Deaf and disabled arts, so we assert, are playing an important, yet undervalued, role in the development of the arts and to what Canadians call research-creation. Research-creation promotes new forms of knowledge-generation from artistic and creative endeavours. It demands that creators explain how this has been done as well as explain the knowledges that emerges from and through creation (Chapman and Sawchuk, 2012). Important examples of the development of new methods for research-creation from a disability perspective include Parent’s (2016) “wheeling videos and interviews” , Leduc’s (2016) use of video animation and LSQ signing as part of her doctoral research on Deafhood in Quebec, and Dokumaci’s (2018) ruminations on “disability as method.”

This special issue discusses the planned activities of the symposium and workshop participants, and highlights the necessity of inviting and giving space to those who are new to the field as well as to leaders who have been a part of the discussion on disability arts and culture. As disability justice educator and writer Mia Mingus (2011; 2017) suggests, this involves moving from the creation of situations of ‘forced intimacy’, in which disabled people are expected to be vulnerable, into one that embraces “access intimacy”, whereby access needs are comfortably communicated in ways that bring people closer. The special issue seeks to show the value of what it means to make art and culture inclusive and accessible by creating the conditions for Deaf and disabled artists to participate at every level of cultural production. Through our contributors artistic and theoretical sharings, we hope this issue instills a sense of commonality through difference and community.

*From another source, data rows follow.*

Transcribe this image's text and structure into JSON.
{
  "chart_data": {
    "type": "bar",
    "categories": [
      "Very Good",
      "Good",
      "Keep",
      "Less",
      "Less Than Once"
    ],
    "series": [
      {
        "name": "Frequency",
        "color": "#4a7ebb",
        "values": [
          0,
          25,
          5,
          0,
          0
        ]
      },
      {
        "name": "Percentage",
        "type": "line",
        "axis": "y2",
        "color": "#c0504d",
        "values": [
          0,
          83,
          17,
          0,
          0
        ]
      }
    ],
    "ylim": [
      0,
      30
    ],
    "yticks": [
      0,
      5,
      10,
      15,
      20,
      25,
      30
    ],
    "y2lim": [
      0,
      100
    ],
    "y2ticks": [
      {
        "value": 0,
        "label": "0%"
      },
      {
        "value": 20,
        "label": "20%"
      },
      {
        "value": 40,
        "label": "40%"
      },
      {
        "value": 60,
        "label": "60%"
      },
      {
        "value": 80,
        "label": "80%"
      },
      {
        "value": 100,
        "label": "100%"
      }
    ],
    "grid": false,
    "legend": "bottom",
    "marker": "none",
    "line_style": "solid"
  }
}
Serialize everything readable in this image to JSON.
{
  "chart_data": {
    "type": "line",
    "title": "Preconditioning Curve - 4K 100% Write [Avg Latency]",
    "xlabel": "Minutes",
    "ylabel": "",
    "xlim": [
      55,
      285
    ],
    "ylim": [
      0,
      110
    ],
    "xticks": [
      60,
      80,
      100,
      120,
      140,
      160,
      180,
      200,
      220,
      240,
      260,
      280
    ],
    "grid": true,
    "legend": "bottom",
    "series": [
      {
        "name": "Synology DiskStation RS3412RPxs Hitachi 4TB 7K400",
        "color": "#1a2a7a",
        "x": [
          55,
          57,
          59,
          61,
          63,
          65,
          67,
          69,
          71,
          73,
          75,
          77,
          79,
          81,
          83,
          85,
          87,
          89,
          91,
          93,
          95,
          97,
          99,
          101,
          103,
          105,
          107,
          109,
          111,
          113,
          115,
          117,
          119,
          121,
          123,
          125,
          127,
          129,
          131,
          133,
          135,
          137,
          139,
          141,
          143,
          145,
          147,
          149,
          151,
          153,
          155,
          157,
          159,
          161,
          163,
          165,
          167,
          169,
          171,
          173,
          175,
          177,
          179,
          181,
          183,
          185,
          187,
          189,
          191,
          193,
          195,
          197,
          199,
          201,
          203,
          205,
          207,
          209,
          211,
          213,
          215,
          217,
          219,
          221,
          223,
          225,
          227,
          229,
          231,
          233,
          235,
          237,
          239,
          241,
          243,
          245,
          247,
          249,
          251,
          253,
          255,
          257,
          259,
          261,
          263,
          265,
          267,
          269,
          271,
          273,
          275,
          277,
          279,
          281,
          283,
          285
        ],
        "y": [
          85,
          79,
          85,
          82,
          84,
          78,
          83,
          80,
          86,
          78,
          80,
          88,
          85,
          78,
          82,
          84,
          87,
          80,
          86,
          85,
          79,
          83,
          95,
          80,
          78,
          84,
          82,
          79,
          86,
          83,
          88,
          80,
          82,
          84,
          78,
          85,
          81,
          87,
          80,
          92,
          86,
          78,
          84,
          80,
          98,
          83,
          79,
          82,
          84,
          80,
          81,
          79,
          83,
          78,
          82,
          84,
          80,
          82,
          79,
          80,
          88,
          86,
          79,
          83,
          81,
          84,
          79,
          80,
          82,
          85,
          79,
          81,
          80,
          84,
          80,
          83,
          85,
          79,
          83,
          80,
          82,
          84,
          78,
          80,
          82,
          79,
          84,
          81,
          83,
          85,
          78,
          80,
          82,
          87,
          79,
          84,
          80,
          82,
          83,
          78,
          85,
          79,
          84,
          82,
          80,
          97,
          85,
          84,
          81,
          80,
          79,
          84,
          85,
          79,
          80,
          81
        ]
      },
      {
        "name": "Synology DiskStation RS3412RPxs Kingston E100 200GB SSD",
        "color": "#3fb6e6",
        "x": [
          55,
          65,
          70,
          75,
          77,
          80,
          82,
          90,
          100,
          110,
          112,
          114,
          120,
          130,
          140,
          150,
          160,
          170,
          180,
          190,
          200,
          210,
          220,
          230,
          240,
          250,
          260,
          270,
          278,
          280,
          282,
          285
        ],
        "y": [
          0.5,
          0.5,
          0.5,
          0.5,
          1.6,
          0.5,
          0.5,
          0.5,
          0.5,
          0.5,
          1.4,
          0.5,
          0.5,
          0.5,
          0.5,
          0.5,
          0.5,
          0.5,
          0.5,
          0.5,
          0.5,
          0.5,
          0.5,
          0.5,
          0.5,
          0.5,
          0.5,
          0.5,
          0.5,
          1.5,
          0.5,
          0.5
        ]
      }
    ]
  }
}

For more archival access to the VIBE event and select participant interviews, please visit our website:

https://vibe2018.com/

Endnotes

1. Vibrations was a collaboration between VibraFusionLab (London, Ontario), Together! 2012 CIC (East London, UK), and Concordia University’s Millieux: Institute for Arts, Culture and Technology. The project brought together Montreal-based and East London-based disabled artists through co-produced digital artworks. The project was funded by the British Council Canada and the Province of Quebec through a 2-year bilateral cultural exchange program QC-UK Connections. During the duration of the Concordia-based exhibition, members of Together! 2012 also hosted their own set of activities, in relationship to the conversations we had over the 2-year partnership.